Most of the economic consequences of the COVID-19 pandemic are yet to come.

This includes bankruptcies and loans that are not repaid, which will put banks to the test in the near future.

That's what President Klaas Knot of De Nederlandsche Bank (DNB) thinks.

As a second wave of corona is spreading across the country, concerns about the resilience of the financial sector are also growing.

Although the banks have so far been perfectly able to absorb the blows of the pandemic, according to Knot, the second wave of contagion has created additional uncertainty.

DNB points out that the economic impact of corona has yet to become largely visible.

For example, banks can be affected by the increasing number of bankruptcies and by loans that, partly because of this, cannot be repaid to the banks.

This can lead to risks, especially if the cabinet is phasing out temporary support measures.

“Banks are already taking into account that loans to companies in hard-hit sectors will not be able to be paid off in the future and have increased their bad loan provisions accordingly,” said Knot.

Fear of a perfect storm

Knot is confident that the banks can also handle a second wave.

However, a so-called stress test earlier this year showed that in a 'perfect storm', in which everything goes against the grain, banks should probably be more cautious about taking out new loans.

According to him, it remains of great importance to prevent the economic crisis from spilling over to the financial sector.
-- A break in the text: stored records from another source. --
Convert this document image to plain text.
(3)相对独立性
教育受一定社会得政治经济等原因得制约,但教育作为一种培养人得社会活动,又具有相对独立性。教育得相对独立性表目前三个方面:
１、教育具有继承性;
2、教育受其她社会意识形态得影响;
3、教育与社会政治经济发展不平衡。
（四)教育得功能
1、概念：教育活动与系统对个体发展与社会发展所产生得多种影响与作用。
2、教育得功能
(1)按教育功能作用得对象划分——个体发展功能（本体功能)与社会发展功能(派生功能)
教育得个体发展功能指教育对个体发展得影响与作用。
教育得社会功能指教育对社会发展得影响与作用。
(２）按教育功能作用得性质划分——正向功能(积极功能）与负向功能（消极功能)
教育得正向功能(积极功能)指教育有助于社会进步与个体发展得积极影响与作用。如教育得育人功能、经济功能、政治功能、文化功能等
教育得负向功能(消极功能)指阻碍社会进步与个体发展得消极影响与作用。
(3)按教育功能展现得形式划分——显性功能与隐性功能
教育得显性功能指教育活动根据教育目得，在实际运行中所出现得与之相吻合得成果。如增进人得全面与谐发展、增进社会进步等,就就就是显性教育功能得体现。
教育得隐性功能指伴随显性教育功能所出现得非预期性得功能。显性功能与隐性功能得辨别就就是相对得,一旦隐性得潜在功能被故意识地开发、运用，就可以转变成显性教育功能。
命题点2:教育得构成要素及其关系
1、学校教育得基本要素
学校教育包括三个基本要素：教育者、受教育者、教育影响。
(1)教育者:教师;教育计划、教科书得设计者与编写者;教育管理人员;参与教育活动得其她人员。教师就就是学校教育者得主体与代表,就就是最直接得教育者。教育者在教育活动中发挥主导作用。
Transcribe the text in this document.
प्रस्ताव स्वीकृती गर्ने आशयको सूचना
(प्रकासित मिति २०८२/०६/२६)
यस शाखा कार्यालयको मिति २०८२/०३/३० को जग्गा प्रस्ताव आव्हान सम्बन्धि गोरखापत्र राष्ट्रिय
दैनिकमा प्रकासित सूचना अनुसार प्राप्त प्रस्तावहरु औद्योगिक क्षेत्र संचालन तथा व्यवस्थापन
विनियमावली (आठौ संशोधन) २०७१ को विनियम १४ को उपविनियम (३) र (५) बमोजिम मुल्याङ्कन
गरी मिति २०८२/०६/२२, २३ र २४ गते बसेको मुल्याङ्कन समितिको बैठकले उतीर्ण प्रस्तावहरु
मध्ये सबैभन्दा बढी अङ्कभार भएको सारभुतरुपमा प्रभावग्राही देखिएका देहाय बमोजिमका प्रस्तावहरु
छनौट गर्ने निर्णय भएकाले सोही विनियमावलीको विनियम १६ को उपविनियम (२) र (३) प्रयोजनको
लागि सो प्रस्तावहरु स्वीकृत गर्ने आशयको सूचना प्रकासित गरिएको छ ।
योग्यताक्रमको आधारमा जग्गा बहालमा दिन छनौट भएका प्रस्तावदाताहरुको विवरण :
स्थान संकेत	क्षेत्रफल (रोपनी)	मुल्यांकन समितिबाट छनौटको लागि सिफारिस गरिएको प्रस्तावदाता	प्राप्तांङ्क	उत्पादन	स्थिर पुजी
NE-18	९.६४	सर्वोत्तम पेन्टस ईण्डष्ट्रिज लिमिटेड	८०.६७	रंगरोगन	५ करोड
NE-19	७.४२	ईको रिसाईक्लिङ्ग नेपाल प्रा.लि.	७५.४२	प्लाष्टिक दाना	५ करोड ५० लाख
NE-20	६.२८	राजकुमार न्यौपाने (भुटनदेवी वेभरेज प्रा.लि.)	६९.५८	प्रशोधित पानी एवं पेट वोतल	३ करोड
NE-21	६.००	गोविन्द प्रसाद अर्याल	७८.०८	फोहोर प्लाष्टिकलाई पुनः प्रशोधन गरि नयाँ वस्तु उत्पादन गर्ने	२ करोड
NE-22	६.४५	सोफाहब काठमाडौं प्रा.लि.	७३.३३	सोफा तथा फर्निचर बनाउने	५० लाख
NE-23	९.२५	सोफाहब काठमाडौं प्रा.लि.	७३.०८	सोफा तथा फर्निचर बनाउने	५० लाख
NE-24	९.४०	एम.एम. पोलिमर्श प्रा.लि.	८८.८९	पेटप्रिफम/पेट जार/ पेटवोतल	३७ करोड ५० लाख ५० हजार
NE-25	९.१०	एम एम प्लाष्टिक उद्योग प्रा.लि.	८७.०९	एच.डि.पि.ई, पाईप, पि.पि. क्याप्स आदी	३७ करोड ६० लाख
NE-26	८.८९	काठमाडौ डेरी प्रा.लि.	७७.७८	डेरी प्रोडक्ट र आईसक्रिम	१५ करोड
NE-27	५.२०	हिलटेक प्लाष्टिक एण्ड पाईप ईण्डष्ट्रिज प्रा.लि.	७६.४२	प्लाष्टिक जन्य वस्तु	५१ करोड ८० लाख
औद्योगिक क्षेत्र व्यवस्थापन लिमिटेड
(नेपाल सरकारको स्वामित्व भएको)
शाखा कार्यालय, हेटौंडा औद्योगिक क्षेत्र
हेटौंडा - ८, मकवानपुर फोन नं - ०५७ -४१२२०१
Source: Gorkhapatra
If banks have to be more economical with their lending as a result, companies can invest less, which in turn has consequences for employment, for example.

The DNB president is therefore pleased that the cabinet has decided to maintain the support measures, such as the wage subsidy (NOW) and the Tozo scheme for the self-employed.

Phasing out this too quickly would inevitably lead to more bankruptcies.

“It is logical that in such a crisis, the government is responsible for a large part of the shock,” says Knot.

Stopping the bailout too soon would have been a bad choice.

"The costs for stopping too early are higher than continuing for too long."